The Puritan Vision of God # 3
God speaks, He speaks to you, He speaks to everyone. You must therefore prepare yourself to listen. You must train your mind that you may interpret His message. His message is recorded in the Scriptures, and that message you must read and understand and profit by. No priest or king shall read it for you. You must read it for yourself. Therefore you must be educated. It was the conception of the speaking God that built Harvard College and Yale College and all the other Puritan colleges of the world. Every one of our Puritan schools is built on the Puritan vision of the Eternal.
The God Who sits upon the throne is the sovereign of the world. His sway is absolute, His dominion has no end. He is the sovereign Judge. He holds man accountable for his deeds. To Him every soul must give account. "He will judge every one of you after His ways." "The soul that sinneth it shall die." "We must all stand before the judgment seat of Christ, and render an account of the deeds done in the body." "And I saw the dead, great and small, stand before God." That was the vision by which Hebrew thought was always haunted. And that was the vision which haunted the Puritan through all his days. "Draw the curtains and leave me alone," said old John Cotton on his death-bed, on the last day of his earthly life. "Draw the curtains and leave me alone. I would speak for a while to the King!"
The outcome of this vision, it is not necessary for us tonight to consider. You know what it was in apostolic history, and you know what it has been in the history of the Puritan world. From this vision there came a courage which has never been surpassed. The Puritans had in them the intrepid temper of Drake and Frobisher and the other sea kings of the sixteenth century, and did not hesitate to cut the cables and push their ships out upon seas whose bounds had not yet been determined. They were not afraid to trample down precedents when precedents were wrong, and burn up customs however ancient if those customs had proved destructive to the soul. There was no enemy however terrible whom they hesitated to fight, there was no suffering however fearful from which they shrank. As the historian Froude says in one of his essays, "They were the only men who in that great age stood up and fought," the only men who dared to strike at the Duke of Alva and resist the tyranny of Philip. When men told William the Silent that his cause was hopeless and tried to induce him to give up, his reply was, "When I took in hand to defend these oppressed Christians I made an alliance with the mightiest of all potentates, the God of Hosts, who is able to save us if He choose." "It is not with us," said one of the founders of New England, "as it is with those whom small things can discourage." The Puritan was heroism incarnate. And along with this splendid courage there was a magnificent hatred of shams and lies.

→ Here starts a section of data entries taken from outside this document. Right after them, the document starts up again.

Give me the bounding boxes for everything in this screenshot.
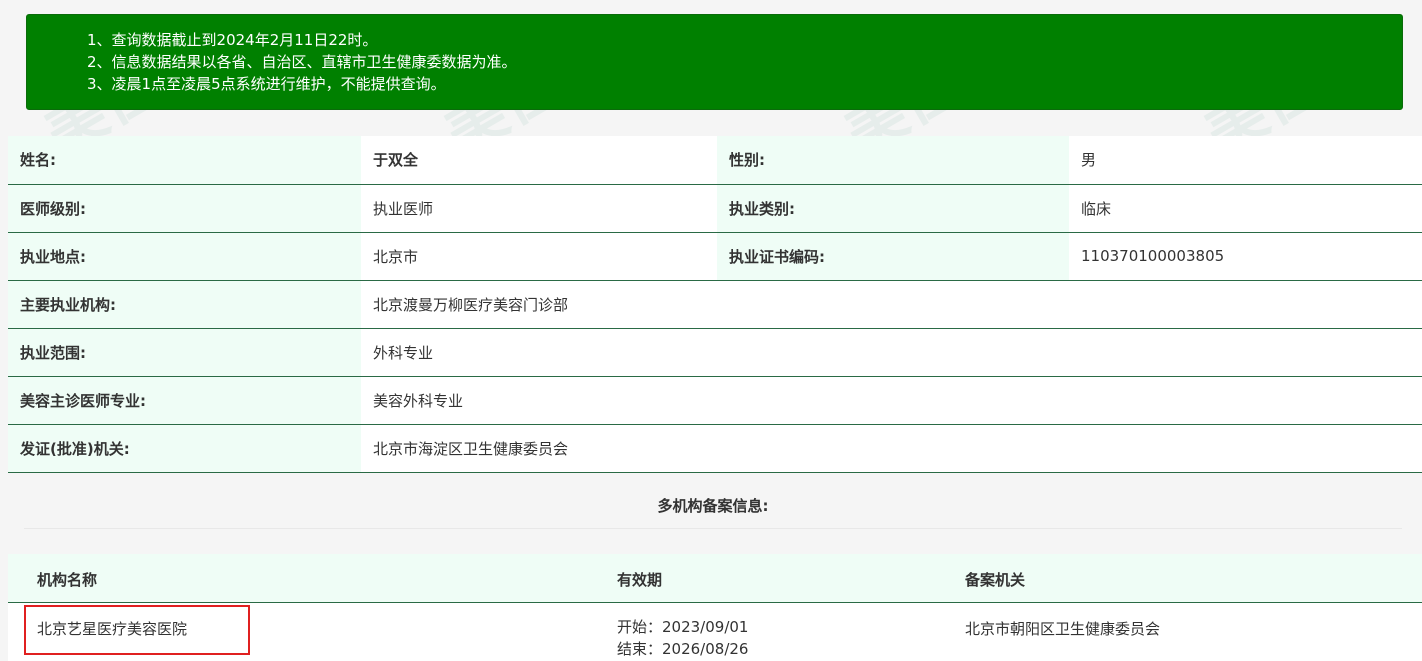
table-header: 机构名称 有效期 备案机关 bbox=[8, 554, 1422, 603]
cosmetic-value: 美容外科专业 bbox=[361, 376, 1422, 425]
category-value: 临床 bbox=[1069, 184, 1422, 233]
info-row: 姓名: 于双全 性别: 男 bbox=[8, 136, 1422, 185]
header-validity: 有效期 bbox=[617, 571, 663, 589]
category-label: 执业类别: bbox=[717, 184, 1069, 233]
doctor-info-table: 姓名: 于双全 性别: 男 医师级别: 执业医师 执业类别: 临床 执业地点: … bbox=[8, 136, 1422, 473]
info-row: 执业范围: 外科专业 bbox=[8, 328, 1422, 377]
institution-label: 主要执业机构: bbox=[8, 280, 361, 329]
location-value: 北京市 bbox=[361, 232, 717, 281]
highlight-box bbox=[24, 605, 250, 655]
info-row: 发证(批准)机关: 北京市海淀区卫生健康委员会 bbox=[8, 424, 1422, 473]
authority-value: 北京市海淀区卫生健康委员会 bbox=[361, 424, 1422, 473]
notice-line-1: 1、查询数据截止到2024年2月11日22时。 bbox=[87, 31, 378, 49]
query-notice-banner: 1、查询数据截止到2024年2月11日22时。 2、信息数据结果以各省、自治区、… bbox=[26, 14, 1403, 110]
info-row: 医师级别: 执业医师 执业类别: 临床 bbox=[8, 184, 1422, 233]
authority-label: 发证(批准)机关: bbox=[8, 424, 361, 473]
info-row: 执业地点: 北京市 执业证书编码: 110370100003805 bbox=[8, 232, 1422, 281]
name-value: 于双全 bbox=[361, 136, 717, 185]
header-agency: 备案机关 bbox=[965, 571, 1026, 589]
level-label: 医师级别: bbox=[8, 184, 361, 233]
row-agency: 北京市朝阳区卫生健康委员会 bbox=[965, 620, 1161, 638]
gender-value: 男 bbox=[1069, 136, 1422, 185]
location-label: 执业地点: bbox=[8, 232, 361, 281]
info-row: 主要执业机构: 北京渡曼万柳医疗美容门诊部 bbox=[8, 280, 1422, 329]
cosmetic-label: 美容主诊医师专业: bbox=[8, 376, 361, 425]
info-row: 美容主诊医师专业: 美容外科专业 bbox=[8, 376, 1422, 425]
notice-line-2: 2、信息数据结果以各省、自治区、直辖市卫生健康委数据为准。 bbox=[87, 53, 517, 71]
name-label: 姓名: bbox=[8, 136, 361, 185]
scope-value: 外科专业 bbox=[361, 328, 1422, 377]
row-validity-end: 结束：2026/08/26 bbox=[617, 640, 749, 658]
institution-value: 北京渡曼万柳医疗美容门诊部 bbox=[361, 280, 1422, 329]
level-value: 执业医师 bbox=[361, 184, 717, 233]
cert-value: 110370100003805 bbox=[1069, 232, 1422, 281]
cert-label: 执业证书编码: bbox=[717, 232, 1069, 281]
notice-line-3: 3、凌晨1点至凌晨5点系统进行维护，不能提供查询。 bbox=[87, 75, 446, 93]
row-validity-start: 开始：2023/09/01 bbox=[617, 618, 749, 636]
scope-label: 执业范围: bbox=[8, 328, 361, 377]
header-org-name: 机构名称 bbox=[37, 571, 98, 589]
multi-institution-title: 多机构备案信息: bbox=[24, 480, 1402, 529]
gender-label: 性别: bbox=[717, 136, 1069, 185]
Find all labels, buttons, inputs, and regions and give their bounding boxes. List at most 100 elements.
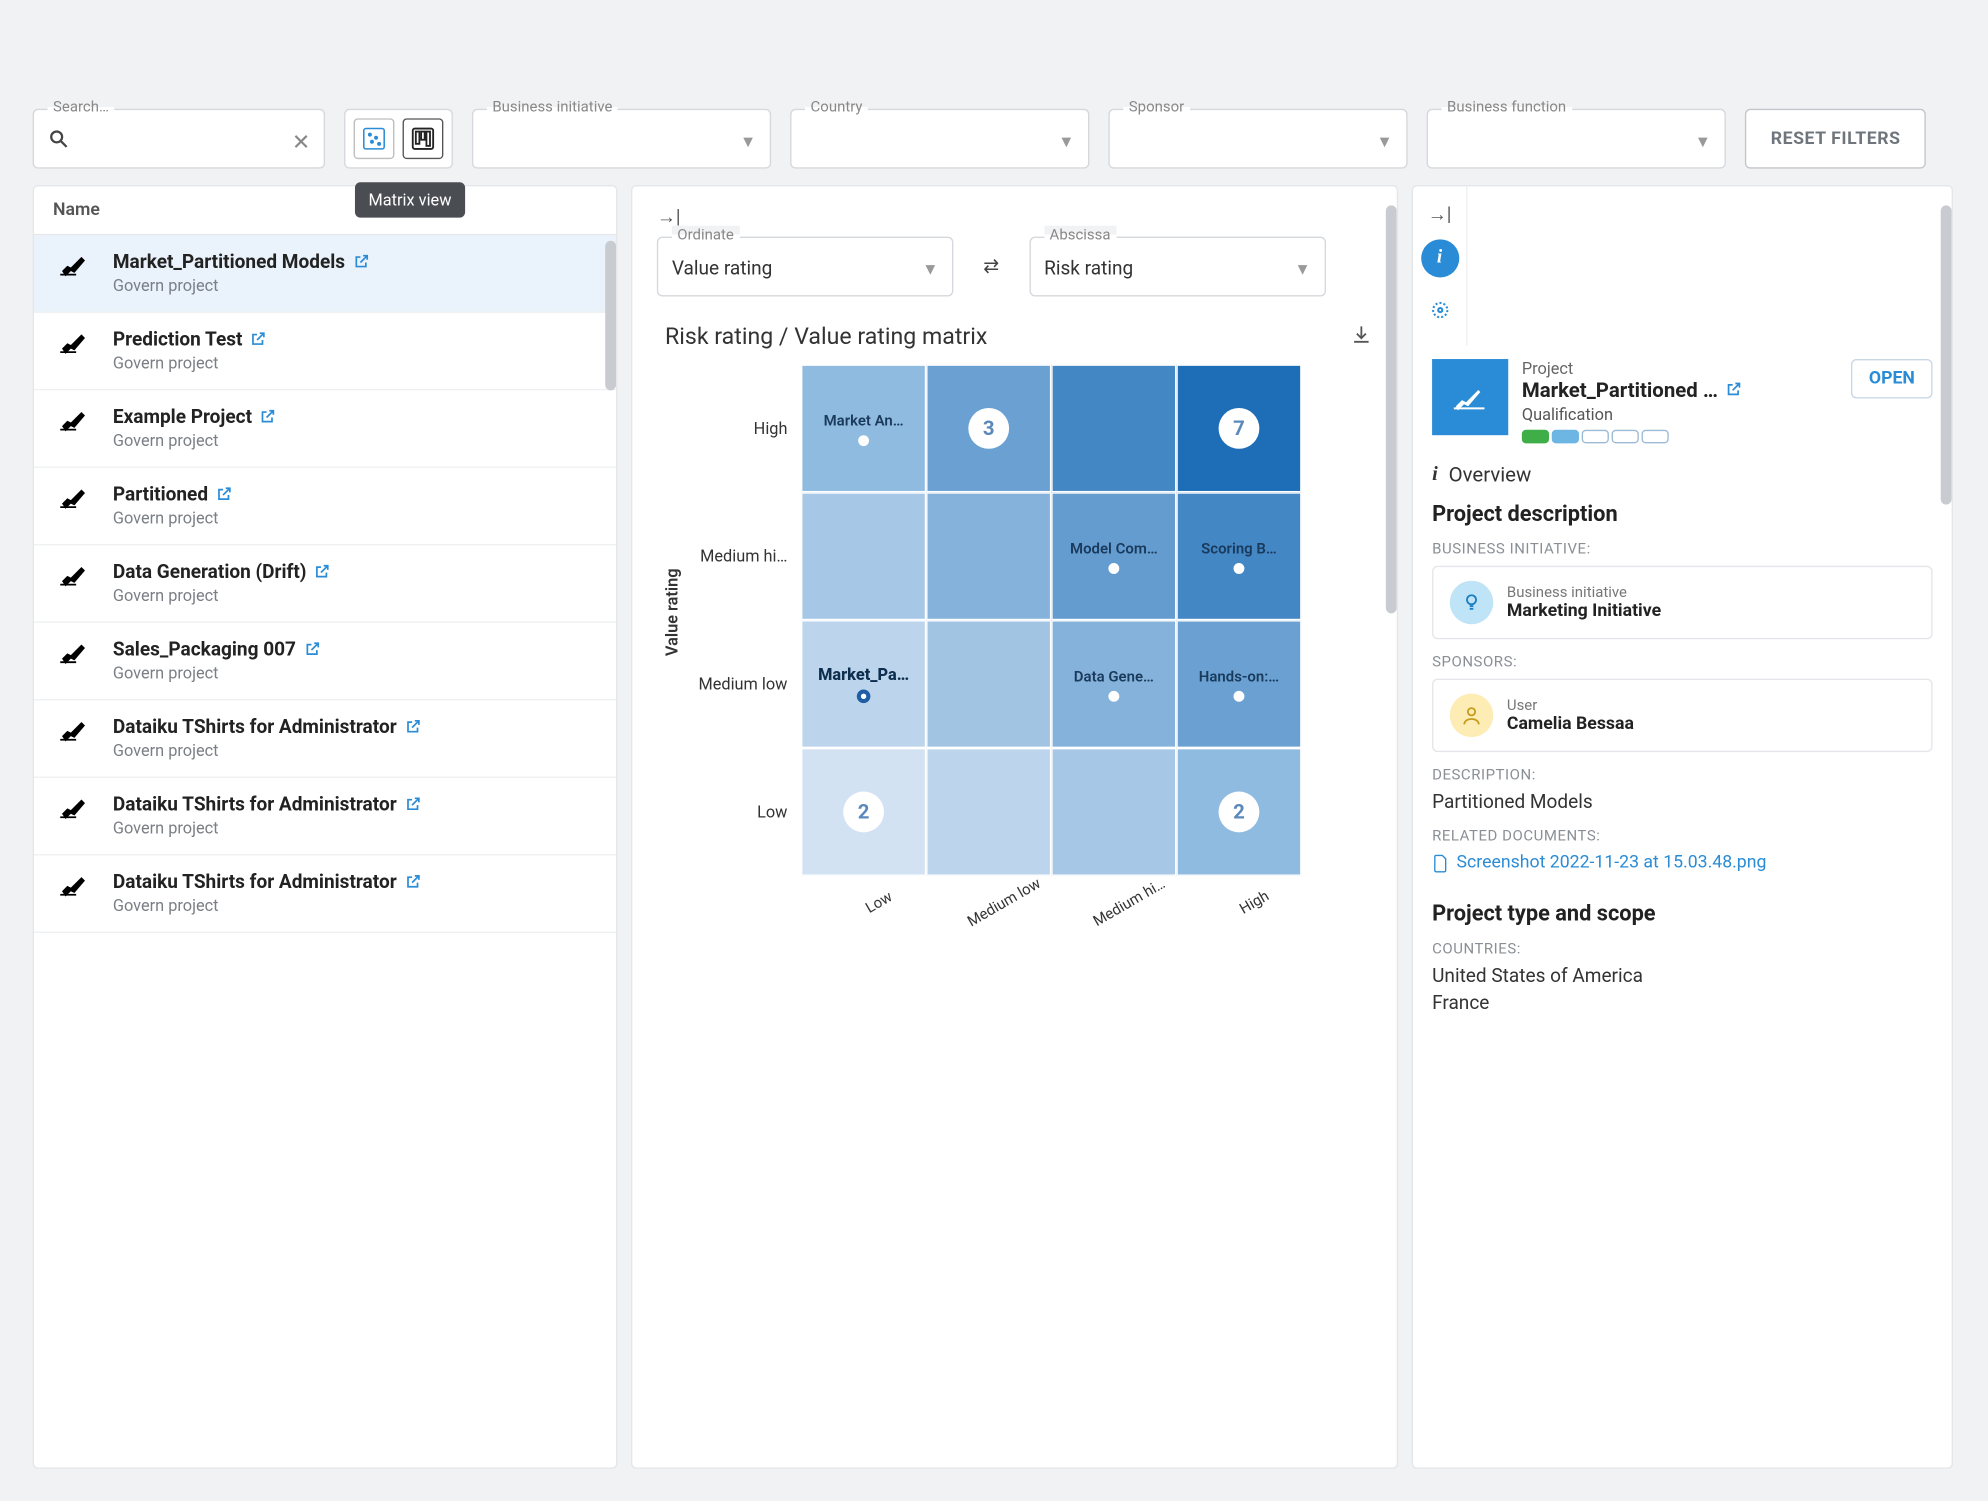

The Puritans hated mendacity, despised contradictions to duty and to truth. They saw that the throne was white. Because the throne of the Pope was black they hurled their thunderbolts against it. Religion in their day had become an elaborate and embroidered lie, and so they trampled it beneath their indignant feet. They took off the head of a king because he was a liar. And along with this hatred of hypocrisy and falsehood there was a fidelity to duty which never wavered and never failed. The Puritan conscience became a new factor in the progress of the world. The initial note of the new age was struck in Martin Luther's answer to the officials of the Roman church who demanded that he recant. "I can do naught else. Here stand I, God help me. Amen." A new age dawned when those words were spoken. That was the temper of the Puritan everywhere.
Listen to John Knox on his trial for treason saying, "I am demanded of conscience to speak the truth; and therefore the truth I speak, impugn it who so list." They have inscribed those words around the frieze of one of the rooms in the old house in Edinburgh in which the Scotch reformer lived. And along with this fidelity to duty there came a steadfast and unquenchable hope. Like the old Hebrew prophets the Puritans could never be beaten down. In the darkest night, amid the wildest discords, when the storm was at its highest they still kept saying to themselves, "Sometime, somewhere, somehow, His kingdom shall come, and His Name shall be glorious throughout the world."
Is this not the vision we need? We are living in confused and troubled times, when the winds are blowing a hurricane across the lands and the currents are sweeping us onward toward what we do not know. Sin still wears her scarlet and lifts her scepter, and evil in a thousand forms devastates the peoples of the earth. Many a fixed star has been dissipated to mist, and many a hope in these recent days has gone out. In current literature and in the conversation of the aged I detect now and then a tone of weariness and despondency,sometimes sinking into a sigh of hopelessness and despair. Many men have lost hope in their city and in our republic and in the world. Would that we might have a fresh vision of the throne! And if the prisoner on Patmos could speak to us tonight, he would say, "Look up! Look up!" But how difficult it is to look up. You remember John Bunyan's man with the rake. His eyes are fixed upon the ground, for he is raking up sticks and straws, while overhead hangs a golden crown which he never sees. It was hard for men in the sixteenth century to look up when they were raking sticks and straws; immeasurably more difficult is it now when men are raking together diamond dust and bars of gold.